Aujourd’hui, par rapport aux principes justement du Non Alignement, la Guinée en toute indépendance et souveraineté a le droit d’exprimer clairement sa condamnation de l’agression de l’un contre l’autre. Il est aberrant de cacher sa position ou de brandir une Neutralité derrière ce concept. D’ailleurs où est la neutralité si le ministre des affaires étrangères, Morissanda Kouyaté prend la responsabilité de suspendre le Consul honoraire de l’Ukraine, Charles Sossouadouno ?
À défaut d’une déclaration de soutien, cet acte, dont le principe et la légalité suscitent débats, ne fait il pas croire que le Gouvernement Guinéen préfère Moscou à Kiev ?
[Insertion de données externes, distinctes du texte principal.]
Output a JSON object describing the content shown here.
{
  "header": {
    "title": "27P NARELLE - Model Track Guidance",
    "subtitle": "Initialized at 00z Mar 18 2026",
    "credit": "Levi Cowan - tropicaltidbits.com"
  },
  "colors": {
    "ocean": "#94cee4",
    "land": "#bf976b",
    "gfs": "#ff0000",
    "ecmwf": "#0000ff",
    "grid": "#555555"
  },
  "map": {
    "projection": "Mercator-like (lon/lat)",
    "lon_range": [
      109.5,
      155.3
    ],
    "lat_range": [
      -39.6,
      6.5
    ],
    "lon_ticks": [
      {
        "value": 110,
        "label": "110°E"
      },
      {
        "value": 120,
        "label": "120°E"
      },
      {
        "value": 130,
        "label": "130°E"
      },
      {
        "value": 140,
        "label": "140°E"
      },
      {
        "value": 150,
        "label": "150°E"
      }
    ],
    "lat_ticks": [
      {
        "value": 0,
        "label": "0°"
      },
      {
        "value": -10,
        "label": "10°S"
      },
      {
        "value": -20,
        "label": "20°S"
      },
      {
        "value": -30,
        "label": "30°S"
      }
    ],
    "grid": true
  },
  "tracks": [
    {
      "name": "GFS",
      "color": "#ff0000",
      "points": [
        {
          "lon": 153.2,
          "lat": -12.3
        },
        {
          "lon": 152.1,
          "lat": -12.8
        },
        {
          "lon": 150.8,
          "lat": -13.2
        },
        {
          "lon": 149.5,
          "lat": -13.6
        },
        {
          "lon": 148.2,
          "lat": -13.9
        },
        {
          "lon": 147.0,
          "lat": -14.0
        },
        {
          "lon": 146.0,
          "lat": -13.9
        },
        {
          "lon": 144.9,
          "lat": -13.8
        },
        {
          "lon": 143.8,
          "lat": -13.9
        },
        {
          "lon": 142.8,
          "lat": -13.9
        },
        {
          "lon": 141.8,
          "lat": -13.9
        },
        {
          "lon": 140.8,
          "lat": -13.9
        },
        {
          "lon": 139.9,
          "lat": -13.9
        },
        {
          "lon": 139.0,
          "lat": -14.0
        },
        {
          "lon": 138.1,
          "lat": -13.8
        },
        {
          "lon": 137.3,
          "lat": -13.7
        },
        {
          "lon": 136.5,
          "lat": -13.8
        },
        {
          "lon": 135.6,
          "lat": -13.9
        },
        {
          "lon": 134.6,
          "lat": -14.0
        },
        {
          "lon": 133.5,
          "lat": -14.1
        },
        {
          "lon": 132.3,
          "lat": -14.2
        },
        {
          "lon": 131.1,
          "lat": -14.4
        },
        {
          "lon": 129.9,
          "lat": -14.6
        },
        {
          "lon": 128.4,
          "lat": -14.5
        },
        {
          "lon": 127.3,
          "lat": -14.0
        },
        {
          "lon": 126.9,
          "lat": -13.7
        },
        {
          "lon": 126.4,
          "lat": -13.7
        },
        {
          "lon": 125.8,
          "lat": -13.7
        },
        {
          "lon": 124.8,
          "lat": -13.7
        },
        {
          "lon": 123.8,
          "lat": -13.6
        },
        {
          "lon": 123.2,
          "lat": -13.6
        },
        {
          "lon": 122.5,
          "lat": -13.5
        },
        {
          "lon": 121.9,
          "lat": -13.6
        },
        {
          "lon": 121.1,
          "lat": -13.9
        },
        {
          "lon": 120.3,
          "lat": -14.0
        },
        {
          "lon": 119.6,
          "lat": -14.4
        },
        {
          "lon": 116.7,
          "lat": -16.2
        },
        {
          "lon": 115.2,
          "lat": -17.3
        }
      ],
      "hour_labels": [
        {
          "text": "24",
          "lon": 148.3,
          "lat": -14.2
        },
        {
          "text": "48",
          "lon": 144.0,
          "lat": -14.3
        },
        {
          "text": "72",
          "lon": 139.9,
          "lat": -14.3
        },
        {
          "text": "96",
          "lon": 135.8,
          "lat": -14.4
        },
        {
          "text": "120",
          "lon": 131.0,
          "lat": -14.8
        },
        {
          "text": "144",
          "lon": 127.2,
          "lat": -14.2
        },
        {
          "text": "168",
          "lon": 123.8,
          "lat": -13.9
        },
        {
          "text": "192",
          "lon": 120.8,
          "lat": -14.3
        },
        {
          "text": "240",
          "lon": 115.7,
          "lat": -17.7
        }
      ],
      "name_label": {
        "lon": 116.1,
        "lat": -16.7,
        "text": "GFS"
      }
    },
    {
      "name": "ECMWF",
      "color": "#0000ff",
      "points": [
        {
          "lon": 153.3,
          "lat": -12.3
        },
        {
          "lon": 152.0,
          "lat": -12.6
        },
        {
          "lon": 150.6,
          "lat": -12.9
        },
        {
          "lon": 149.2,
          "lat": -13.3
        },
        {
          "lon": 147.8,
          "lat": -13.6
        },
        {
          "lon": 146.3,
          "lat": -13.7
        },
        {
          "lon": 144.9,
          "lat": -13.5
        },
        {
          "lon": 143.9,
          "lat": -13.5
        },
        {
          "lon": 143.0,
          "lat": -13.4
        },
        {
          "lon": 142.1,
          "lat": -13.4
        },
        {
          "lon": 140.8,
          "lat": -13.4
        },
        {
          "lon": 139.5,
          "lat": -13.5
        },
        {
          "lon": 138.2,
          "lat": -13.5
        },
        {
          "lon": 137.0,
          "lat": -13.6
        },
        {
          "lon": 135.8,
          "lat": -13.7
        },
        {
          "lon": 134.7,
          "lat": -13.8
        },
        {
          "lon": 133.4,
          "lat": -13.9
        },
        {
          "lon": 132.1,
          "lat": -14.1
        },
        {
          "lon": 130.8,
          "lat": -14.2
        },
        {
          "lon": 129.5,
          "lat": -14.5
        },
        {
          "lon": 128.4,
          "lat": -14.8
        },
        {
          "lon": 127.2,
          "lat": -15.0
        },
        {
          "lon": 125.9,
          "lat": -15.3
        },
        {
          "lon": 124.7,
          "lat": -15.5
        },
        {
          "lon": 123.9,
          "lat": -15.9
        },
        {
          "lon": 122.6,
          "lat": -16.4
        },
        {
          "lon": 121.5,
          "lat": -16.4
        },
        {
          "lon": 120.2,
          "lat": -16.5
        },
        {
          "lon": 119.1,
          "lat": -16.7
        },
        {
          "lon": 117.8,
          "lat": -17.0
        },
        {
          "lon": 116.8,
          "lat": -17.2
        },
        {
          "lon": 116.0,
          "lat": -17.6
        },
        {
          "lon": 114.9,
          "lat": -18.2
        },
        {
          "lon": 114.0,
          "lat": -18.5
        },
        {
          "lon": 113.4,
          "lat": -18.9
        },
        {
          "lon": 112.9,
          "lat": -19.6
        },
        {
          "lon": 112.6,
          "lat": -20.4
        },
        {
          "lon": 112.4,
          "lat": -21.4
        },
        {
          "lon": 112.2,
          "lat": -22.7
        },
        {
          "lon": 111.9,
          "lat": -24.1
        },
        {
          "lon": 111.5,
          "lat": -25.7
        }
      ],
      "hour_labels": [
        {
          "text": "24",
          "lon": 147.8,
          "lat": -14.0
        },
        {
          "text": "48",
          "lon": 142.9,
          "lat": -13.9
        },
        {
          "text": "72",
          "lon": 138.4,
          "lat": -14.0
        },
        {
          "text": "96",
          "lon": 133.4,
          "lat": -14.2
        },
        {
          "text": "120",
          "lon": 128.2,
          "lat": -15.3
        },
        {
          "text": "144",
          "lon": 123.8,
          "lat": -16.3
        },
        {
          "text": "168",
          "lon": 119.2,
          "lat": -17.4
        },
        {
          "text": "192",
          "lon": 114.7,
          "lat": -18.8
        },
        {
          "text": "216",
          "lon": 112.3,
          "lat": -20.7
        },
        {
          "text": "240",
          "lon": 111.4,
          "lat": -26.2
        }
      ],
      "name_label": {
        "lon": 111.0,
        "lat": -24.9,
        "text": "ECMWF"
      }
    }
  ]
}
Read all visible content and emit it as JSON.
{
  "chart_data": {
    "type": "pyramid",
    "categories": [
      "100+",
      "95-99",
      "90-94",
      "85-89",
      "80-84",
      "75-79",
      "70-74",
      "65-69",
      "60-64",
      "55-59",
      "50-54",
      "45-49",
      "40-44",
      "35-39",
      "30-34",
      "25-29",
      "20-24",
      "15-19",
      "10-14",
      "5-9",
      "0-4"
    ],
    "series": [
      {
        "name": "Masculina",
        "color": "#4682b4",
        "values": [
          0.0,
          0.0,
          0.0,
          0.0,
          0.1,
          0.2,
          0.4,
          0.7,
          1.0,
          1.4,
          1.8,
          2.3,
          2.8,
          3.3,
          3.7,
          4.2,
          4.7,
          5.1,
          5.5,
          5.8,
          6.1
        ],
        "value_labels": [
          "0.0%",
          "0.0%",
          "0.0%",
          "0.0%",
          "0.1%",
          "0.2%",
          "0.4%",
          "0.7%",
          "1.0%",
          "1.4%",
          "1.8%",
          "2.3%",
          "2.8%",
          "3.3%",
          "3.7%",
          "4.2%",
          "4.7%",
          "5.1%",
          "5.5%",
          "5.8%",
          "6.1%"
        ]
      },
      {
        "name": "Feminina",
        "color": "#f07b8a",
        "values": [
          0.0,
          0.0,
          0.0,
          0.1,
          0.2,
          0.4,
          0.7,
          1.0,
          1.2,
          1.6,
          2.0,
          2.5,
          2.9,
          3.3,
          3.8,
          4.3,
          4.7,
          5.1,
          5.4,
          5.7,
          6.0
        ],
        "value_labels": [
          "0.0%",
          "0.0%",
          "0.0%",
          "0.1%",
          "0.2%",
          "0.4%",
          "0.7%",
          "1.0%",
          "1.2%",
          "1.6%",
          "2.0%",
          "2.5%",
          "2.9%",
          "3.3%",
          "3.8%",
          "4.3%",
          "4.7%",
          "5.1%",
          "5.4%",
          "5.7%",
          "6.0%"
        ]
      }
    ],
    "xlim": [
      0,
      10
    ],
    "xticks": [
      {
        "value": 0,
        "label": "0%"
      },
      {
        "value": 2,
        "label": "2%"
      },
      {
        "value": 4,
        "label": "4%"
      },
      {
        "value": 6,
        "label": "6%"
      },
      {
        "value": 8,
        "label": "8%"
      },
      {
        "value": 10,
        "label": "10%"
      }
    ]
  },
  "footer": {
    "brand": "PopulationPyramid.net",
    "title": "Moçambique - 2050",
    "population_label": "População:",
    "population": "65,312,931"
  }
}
À l’heure de la mondialisation, comment peut-on reprocher à un diplomate d’avoir publié une correspondance sur les réseaux sociaux ?
L’ambassadeur Josep Coll qui, plus que le Consul Sossouadouno, s’est adressé en personne aux médias, après l’audience avec le même ministre des affaires étrangères, pour divulguer le contenu du message de l’Union Européenne demandant à la Guinée de condamner l’agression Russe ou d’exprimer sa position, subira t-il également les foudres de Dr Morissanda Kouyaté ?
Au moment où les ressortissants et étudiants Guinéens se cherchent sous l’effet des bombardements, il est particulièrement maladroit de couper le seul lien ombilical entre Conakry et Kiev en prenant une mesure si injustifiée que la suspension du Consul, mais si dangereuse pour nos compatriotes exposés aux dangers et risques de la guerre sans interlocuteur officiel.
l est vrai que la Russie est un vieux partenaire stratégique de la Guinée. Mais, ses sociétés et entreprises opérant en Guinée enrichissent beaucoup plus leurs patrons et l’empire Russe que la Guinée et ses populations.
D’autre part, la Realpolitik veut que les États soient liés par les intérêts mais aussi par les principes et non par les sentiments.
À ce titre, entre les Guinéens dont les vies sont aujourd’hui menacées depuis l’invasion Russe de l’Ukraine, les partenaires internationaux qui financent des projets et programmes de développement socio-économiques en Guinée, d’une part, et un partenaire devenu agresseur isolé et condamné de toute part, financièrement et économiquement menacé, d’autre part où se trouvent les intérêts et principes pour la Guinée ?
Il est important que le Gouvernement tienne compte de cette situation et evalue la crise sur toutes ses facettes.
Après la suspension de la Guinée des instances de la CEDEAO, de l’Union Africaine, après le rejet surtout par le CNRD des sanctions infligées au Mali par l’organisation sous-régionale, il n’est ni
rassurant ni convaincant que le ministre Morissanda Kouyaté tente de justifier l’attentisme Guinéen par le manque de réaction de ses organisations étatiques internationales.